Healthy wraps, dessert cups and high-fiber bread products are popular as well. Still, items have to taste good, or customers aren’t going to eat them.
Sometimes trial and error is required, Cushman explained, to develop a nutritious product that will eventually add to the bottom line. For example, when Nice N Easy, which operates 78 stores, introduced whole wheat sub sandwich rolls eight years ago, they didn’t sell well—ordered by less than 10% of patrons. However, after the company changed the recipe to a honey wheat bread, Cushman said, the replacement bread is served on 30% of all subs sold by the store.
Nice N Easy has also worked with Cornell University on foodservice studies in an attempt to get a handle of what is going on in the foodservice industry, and to gauge the preferences of its own customers.
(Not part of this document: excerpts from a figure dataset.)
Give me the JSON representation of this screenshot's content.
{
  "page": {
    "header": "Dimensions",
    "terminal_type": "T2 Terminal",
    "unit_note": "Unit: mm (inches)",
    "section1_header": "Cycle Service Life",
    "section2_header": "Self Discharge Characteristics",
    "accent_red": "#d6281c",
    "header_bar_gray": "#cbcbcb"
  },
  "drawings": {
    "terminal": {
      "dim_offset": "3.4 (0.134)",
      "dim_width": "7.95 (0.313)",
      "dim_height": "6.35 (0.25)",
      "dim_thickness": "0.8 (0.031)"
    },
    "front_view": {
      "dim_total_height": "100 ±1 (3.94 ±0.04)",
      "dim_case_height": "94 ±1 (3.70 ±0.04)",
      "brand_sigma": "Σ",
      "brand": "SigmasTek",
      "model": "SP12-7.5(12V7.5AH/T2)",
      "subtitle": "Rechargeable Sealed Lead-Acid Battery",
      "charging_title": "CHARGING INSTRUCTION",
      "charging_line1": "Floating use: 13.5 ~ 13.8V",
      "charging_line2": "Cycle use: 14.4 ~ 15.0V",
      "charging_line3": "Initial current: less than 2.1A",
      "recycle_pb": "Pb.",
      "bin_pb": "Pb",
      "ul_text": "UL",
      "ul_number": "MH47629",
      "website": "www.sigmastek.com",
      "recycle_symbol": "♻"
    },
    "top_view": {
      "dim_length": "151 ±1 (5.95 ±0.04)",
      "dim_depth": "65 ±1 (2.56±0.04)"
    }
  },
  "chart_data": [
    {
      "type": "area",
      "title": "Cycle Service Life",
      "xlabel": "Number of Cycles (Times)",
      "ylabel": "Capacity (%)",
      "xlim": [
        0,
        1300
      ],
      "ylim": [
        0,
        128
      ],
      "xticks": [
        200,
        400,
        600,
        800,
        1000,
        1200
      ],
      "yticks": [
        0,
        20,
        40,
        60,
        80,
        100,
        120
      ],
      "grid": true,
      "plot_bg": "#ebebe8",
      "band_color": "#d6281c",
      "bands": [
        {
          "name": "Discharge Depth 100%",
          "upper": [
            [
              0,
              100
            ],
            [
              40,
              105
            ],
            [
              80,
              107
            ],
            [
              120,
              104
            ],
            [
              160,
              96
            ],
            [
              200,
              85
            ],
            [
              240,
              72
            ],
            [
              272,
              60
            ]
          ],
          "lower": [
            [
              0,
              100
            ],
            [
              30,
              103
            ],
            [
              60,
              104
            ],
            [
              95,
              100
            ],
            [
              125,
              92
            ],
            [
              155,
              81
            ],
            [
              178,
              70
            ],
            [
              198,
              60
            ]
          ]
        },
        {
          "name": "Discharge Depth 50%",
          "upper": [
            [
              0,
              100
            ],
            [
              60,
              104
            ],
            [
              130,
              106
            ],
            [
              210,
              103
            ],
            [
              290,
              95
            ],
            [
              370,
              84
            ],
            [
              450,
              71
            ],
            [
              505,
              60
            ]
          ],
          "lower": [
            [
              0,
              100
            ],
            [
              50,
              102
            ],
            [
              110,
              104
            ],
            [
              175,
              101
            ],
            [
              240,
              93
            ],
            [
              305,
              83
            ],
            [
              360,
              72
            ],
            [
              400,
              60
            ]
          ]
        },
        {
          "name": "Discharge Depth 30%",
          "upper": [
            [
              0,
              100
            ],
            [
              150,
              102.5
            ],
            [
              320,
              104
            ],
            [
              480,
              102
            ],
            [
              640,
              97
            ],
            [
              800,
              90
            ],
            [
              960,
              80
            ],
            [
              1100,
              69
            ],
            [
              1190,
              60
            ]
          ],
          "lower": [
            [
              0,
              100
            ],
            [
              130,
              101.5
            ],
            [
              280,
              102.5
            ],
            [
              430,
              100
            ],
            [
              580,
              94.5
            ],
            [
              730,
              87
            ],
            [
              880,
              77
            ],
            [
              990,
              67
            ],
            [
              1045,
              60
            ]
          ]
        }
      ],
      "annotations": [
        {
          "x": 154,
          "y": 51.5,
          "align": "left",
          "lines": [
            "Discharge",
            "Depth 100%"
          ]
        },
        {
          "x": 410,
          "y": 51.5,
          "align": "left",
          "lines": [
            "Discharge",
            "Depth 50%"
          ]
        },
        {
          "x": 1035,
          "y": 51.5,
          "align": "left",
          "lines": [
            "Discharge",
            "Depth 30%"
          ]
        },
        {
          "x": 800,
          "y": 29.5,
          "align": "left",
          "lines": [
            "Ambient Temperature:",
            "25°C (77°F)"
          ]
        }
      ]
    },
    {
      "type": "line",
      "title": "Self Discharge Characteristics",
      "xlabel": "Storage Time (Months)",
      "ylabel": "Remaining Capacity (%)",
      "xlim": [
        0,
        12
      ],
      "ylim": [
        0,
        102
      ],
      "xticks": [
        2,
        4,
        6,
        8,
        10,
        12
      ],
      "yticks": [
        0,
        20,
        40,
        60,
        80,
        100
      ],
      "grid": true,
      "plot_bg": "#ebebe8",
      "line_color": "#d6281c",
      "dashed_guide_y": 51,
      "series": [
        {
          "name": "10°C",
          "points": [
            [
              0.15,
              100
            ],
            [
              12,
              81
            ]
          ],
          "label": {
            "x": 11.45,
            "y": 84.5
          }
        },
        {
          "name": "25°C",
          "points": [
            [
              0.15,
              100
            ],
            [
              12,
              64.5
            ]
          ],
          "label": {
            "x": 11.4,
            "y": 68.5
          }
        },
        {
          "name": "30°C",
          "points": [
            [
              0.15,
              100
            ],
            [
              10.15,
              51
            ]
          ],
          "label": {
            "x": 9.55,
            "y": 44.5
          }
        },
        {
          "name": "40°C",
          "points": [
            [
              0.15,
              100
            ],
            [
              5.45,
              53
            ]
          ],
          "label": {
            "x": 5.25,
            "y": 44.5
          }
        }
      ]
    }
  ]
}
Customers can access the nutritional information of all of the dishes offered by Nice N Easy Grocery Shoppes by going to the company’s Website.
Online or on location, demand for healthy food options at c-stores isn’t going away anytime soon.
“This is one of those paths that is arriving at its own pace, but obviously demand is what creates stores to go after (healthier food options) and the need is growing and growing,” Weiner said.